TEHRAN – Huge fireballs and clouds of thick smoke erupted over Tehran on Sunday after US-Israeli air strikes hit fuel depots in the city, as Iran’s Revolutionary Guards vowed to fight on for months to come.
Israel’s deadly campaign also reached into the heart of downtown Beirut with a strike aimed at killing “key commanders” in Iran’s covert Quds Force in the Lebanese capital on Saturday.
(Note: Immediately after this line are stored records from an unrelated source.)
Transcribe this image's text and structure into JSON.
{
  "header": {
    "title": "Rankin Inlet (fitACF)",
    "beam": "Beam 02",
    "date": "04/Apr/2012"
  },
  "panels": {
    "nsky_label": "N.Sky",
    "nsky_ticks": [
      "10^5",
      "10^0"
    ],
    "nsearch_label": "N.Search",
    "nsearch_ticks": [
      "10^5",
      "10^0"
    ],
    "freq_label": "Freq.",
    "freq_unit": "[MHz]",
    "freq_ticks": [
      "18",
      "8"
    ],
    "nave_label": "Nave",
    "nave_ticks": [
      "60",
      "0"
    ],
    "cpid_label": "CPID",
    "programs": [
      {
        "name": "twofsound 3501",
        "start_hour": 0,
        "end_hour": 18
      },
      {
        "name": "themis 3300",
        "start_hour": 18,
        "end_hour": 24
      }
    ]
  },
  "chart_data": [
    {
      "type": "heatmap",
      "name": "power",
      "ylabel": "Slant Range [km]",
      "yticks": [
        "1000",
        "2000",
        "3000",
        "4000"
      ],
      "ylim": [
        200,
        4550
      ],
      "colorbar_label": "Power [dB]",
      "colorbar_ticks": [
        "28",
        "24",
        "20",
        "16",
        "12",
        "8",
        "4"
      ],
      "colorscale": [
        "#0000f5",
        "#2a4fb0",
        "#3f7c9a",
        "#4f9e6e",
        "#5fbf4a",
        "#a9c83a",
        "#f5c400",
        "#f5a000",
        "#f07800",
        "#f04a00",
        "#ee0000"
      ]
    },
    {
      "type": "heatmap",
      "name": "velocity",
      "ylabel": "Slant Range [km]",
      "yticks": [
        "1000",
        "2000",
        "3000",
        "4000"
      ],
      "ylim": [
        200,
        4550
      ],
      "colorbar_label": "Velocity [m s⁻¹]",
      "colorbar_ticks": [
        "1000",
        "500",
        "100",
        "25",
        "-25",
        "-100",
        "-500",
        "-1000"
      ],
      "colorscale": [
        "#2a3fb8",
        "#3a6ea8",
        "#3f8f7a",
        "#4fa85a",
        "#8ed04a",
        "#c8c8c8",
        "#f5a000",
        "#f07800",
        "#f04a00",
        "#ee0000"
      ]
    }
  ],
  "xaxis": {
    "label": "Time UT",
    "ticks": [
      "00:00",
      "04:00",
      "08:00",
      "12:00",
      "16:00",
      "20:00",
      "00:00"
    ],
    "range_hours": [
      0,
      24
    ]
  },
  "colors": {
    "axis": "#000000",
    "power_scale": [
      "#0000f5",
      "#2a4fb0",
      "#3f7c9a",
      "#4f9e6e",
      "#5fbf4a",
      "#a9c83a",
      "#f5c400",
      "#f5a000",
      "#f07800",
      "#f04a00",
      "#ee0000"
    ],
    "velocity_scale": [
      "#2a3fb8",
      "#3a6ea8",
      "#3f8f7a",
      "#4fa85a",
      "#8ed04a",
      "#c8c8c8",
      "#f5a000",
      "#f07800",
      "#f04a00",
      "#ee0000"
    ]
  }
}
Lebanon’s health ministry said the strike killed at least four people.
As the war extended into its ninth day, Iran’s Revolutionary Guards said they had enough supplies to continue their aerial drone and missile war over the Middle East for up to six months, while US President Donald Trump again refused to rule out sending American ground troops into Iran.
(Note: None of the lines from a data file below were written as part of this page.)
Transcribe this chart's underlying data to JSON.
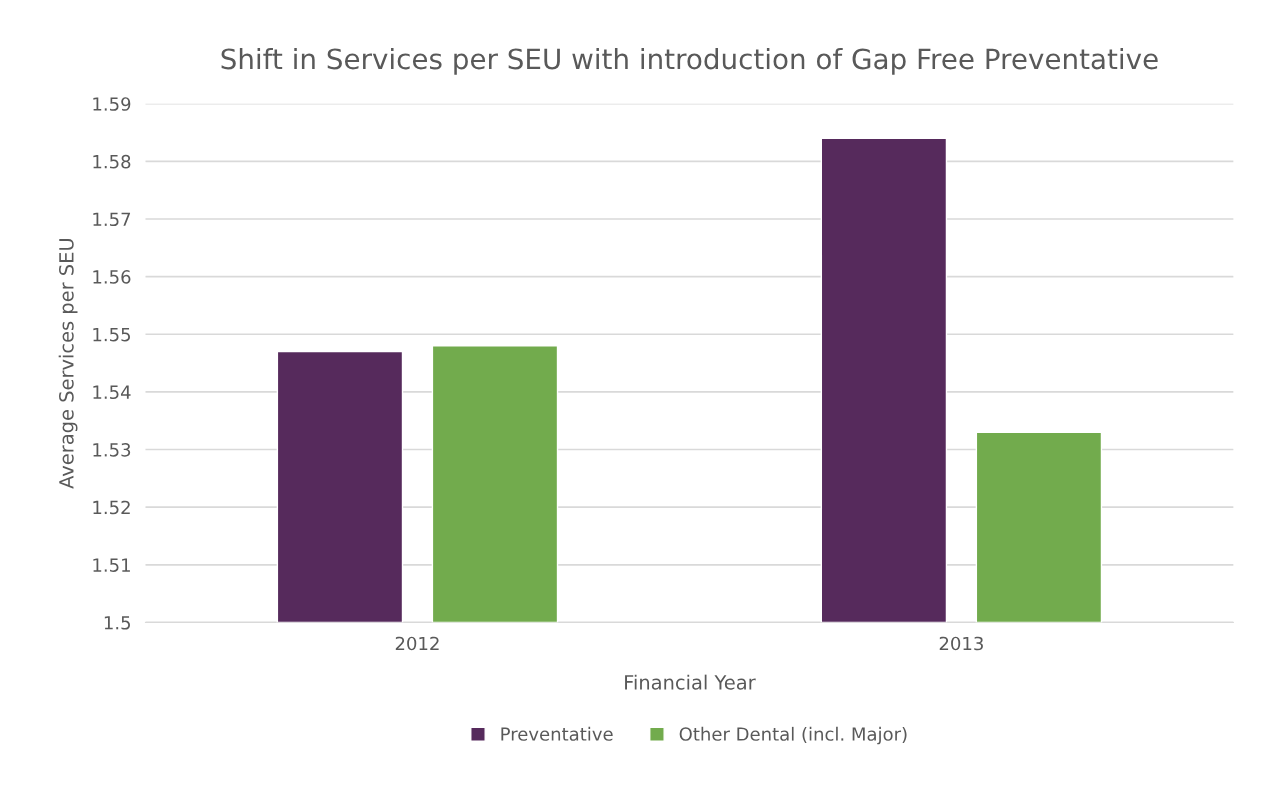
{
  "chart_data": {
    "type": "bar",
    "title": "Shift in Services per SEU with introduction of Gap Free Preventative",
    "xlabel": "Financial Year",
    "ylabel": "Average Services per SEU",
    "categories": [
      "2012",
      "2013"
    ],
    "series": [
      {
        "name": "Preventative",
        "color": "#562a5c",
        "values": [
          1.547,
          1.584
        ]
      },
      {
        "name": "Other Dental (incl. Major)",
        "color": "#72ab4d",
        "values": [
          1.548,
          1.533
        ]
      }
    ],
    "ylim": [
      1.5,
      1.59
    ],
    "yticks": [
      {
        "value": 1.5,
        "label": "1.5"
      },
      1.51,
      1.52,
      1.53,
      1.54,
      1.55,
      1.56,
      1.57,
      1.58,
      1.59
    ],
    "grid": "y",
    "legend": "bottom"
  }
}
Guards spokesman Ali Mohammad Naini said Iran had so far used only first- and second-generation missiles, but would use “advanced and less-used long-range missiles” in the coming days.
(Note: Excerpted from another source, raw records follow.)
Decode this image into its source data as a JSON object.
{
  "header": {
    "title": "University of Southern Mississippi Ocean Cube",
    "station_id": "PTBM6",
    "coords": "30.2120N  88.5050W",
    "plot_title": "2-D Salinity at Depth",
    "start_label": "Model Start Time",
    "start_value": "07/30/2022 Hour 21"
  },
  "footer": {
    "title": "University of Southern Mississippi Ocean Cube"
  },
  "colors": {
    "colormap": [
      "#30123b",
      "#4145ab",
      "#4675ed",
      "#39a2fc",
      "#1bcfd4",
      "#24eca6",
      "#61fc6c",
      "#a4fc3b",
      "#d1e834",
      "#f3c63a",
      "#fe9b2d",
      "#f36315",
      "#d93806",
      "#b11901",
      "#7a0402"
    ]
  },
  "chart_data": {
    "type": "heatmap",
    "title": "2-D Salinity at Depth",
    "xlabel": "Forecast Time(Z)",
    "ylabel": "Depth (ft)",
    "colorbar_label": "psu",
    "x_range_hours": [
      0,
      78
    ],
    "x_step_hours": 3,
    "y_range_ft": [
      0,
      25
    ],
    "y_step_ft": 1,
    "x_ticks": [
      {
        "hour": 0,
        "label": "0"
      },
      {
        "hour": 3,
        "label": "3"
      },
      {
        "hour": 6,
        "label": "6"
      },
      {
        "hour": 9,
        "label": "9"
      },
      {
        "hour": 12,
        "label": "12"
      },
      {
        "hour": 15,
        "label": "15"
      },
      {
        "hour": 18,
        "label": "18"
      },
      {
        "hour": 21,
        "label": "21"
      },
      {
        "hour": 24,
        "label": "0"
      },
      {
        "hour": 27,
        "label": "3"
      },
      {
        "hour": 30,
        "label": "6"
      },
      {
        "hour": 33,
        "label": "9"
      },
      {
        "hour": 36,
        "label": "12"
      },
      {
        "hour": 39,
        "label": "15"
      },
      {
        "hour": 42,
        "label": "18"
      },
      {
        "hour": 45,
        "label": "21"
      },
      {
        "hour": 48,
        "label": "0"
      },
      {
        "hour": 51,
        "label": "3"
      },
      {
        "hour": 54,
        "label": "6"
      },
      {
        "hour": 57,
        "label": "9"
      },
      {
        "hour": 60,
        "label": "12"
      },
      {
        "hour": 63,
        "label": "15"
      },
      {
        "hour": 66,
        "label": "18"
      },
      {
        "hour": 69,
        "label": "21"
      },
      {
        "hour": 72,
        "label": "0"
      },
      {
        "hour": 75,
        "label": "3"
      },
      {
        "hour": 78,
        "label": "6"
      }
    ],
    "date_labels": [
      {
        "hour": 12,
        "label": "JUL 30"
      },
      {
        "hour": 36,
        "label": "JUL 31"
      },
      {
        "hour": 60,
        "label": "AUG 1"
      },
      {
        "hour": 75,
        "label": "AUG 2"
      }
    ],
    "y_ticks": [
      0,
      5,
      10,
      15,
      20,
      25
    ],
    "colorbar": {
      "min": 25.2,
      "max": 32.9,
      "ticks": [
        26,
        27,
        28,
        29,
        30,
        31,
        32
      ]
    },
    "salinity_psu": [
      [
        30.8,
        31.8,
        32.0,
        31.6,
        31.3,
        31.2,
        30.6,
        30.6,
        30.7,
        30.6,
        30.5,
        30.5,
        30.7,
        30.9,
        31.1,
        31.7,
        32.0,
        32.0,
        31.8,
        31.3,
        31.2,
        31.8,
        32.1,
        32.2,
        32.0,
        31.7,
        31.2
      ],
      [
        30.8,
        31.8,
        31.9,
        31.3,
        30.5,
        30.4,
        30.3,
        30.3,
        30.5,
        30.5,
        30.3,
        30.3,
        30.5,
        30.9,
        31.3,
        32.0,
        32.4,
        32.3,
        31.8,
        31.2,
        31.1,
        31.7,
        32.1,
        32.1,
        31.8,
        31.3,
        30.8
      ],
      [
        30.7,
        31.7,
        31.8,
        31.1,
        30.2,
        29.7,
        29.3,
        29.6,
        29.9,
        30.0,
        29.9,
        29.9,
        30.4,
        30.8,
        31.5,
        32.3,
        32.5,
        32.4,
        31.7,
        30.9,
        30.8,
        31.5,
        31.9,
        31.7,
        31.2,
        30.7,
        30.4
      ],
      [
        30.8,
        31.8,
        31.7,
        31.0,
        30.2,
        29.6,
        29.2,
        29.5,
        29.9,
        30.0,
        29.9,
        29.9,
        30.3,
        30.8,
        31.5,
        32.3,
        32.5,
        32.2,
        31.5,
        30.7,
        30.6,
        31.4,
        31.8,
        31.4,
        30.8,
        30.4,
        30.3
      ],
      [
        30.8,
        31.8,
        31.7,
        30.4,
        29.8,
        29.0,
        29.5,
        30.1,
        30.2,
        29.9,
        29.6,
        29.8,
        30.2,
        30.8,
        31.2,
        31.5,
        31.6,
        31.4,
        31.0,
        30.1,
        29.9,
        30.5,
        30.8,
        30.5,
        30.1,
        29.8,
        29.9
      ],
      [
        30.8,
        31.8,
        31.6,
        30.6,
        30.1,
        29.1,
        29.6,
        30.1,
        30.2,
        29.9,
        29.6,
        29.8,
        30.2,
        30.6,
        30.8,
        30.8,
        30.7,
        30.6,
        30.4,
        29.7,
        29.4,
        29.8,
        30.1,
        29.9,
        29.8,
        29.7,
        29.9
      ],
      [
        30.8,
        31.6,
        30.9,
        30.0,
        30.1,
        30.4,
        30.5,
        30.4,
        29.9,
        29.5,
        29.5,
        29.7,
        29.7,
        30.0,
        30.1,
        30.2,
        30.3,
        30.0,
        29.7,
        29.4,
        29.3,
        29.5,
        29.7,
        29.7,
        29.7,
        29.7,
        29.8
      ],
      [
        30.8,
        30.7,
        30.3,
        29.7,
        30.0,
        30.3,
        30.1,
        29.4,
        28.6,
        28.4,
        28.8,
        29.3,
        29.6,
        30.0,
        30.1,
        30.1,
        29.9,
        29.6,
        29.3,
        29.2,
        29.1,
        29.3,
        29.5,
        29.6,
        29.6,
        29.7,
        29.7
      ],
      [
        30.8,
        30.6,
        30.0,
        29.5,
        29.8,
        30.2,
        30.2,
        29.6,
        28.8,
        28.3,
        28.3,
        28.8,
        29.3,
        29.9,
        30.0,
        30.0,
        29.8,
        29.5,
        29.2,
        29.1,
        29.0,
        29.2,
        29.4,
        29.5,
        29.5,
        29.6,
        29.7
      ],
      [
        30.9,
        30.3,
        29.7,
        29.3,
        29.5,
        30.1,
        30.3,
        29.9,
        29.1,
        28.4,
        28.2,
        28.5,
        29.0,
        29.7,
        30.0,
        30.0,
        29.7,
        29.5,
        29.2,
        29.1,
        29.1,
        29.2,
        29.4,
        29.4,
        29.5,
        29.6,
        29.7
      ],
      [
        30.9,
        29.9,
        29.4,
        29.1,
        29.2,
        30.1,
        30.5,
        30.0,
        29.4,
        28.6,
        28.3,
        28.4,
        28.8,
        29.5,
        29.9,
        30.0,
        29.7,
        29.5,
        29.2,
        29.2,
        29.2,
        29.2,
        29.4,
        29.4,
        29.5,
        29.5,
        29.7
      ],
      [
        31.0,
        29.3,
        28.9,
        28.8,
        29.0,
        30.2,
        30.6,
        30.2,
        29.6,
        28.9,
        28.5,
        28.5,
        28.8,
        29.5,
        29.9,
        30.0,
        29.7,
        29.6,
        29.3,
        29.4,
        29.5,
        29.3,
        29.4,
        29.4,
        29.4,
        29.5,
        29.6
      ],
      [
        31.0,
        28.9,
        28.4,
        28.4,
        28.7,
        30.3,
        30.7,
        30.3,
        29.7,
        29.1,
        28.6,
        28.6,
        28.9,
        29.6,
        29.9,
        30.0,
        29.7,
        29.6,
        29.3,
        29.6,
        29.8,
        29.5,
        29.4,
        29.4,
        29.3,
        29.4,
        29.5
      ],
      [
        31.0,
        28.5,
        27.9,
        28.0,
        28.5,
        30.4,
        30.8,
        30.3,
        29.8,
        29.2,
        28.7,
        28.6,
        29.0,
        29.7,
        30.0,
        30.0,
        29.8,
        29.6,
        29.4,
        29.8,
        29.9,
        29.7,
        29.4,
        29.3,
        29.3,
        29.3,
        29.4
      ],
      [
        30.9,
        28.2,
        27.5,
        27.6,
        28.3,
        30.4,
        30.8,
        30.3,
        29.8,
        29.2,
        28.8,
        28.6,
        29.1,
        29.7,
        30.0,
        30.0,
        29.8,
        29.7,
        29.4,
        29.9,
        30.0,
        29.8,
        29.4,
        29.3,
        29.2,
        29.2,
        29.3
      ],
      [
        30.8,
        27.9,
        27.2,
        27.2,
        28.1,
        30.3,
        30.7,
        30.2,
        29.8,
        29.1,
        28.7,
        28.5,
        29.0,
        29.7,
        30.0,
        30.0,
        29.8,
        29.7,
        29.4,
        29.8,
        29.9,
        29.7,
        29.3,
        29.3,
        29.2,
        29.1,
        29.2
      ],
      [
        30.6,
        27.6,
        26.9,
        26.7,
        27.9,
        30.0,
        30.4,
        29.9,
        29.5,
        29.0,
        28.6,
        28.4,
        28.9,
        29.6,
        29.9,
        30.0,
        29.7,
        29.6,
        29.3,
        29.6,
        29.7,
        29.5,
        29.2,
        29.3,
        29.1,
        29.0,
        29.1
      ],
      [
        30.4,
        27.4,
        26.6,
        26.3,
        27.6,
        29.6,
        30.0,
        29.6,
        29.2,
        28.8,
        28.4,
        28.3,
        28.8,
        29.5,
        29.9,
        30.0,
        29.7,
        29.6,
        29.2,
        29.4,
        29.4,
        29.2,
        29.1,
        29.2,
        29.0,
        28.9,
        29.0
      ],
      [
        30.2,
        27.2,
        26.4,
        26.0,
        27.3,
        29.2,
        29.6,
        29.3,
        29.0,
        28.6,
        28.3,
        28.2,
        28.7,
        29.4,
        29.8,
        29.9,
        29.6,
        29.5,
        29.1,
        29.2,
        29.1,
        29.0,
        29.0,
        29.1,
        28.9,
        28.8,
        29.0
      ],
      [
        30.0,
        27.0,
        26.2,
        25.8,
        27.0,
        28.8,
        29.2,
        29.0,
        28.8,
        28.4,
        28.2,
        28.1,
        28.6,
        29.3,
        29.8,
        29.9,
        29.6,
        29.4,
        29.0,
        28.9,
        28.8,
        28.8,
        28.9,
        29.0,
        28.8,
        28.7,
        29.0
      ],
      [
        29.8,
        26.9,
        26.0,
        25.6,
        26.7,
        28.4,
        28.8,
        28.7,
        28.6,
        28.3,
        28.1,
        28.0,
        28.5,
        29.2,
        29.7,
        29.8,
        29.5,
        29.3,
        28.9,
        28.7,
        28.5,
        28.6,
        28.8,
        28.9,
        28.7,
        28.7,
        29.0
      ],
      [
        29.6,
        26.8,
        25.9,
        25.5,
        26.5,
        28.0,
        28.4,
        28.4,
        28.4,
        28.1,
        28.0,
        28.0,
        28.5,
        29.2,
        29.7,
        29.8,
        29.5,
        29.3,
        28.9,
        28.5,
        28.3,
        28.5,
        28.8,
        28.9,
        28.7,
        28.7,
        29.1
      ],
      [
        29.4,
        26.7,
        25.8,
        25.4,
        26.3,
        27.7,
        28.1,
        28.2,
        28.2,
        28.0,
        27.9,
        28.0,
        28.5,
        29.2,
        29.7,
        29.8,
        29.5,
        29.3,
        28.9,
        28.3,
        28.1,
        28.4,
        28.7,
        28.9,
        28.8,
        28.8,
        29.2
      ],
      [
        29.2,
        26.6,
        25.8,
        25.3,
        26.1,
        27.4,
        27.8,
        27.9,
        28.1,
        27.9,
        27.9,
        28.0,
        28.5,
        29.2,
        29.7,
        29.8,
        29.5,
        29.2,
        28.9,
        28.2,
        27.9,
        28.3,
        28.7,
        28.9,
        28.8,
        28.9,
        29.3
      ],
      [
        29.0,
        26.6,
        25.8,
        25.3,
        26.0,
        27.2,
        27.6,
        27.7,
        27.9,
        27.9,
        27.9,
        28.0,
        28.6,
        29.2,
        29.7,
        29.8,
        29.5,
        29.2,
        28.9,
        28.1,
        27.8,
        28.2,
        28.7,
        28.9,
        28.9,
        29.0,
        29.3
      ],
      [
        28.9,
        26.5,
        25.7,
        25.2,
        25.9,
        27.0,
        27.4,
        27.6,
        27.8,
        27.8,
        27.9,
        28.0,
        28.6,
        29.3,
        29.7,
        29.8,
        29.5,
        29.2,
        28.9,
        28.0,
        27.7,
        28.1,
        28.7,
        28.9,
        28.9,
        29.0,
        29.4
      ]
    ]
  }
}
Saudi Arabia intercepted a wave of drones headed for targets including the diplomatic quarter in its capital Riyadh, Kuwait said an attack hit fuel tanks at its international airport and Bahrein reported that a water desalination plant had been damaged in an Iranian drone attack.
Warplanes hit five oil facilities in overnight strikes in and around the Iranian capital, killing four people, the CEO of the national oil products distribution firm told state television.
Tehran’s governor told the IRNA news agency that fuel distribution had been “temporarily interrupted” in the capital while repairs were carried out.
Analysts warn there is still no clear path to ending a conflict that US and Israeli officials say could last a month or longer.
Trump has suggested Iran’s economy could be rebuilt if a leader “acceptable” to Washington replaces the late supreme leader, which Tehran has rejected.
China and Russia have largely stayed on the sidelines despite close ties with Tehran.
China’s top diplomat Wang Yi said on Sunday that the war in the Middle East should “never have happened”.
“This is a war that should never have happened,” he told a press conference in Beijing, adding that “a strong fist does not mean strong reason. The world cannot return to the law of the jungle.”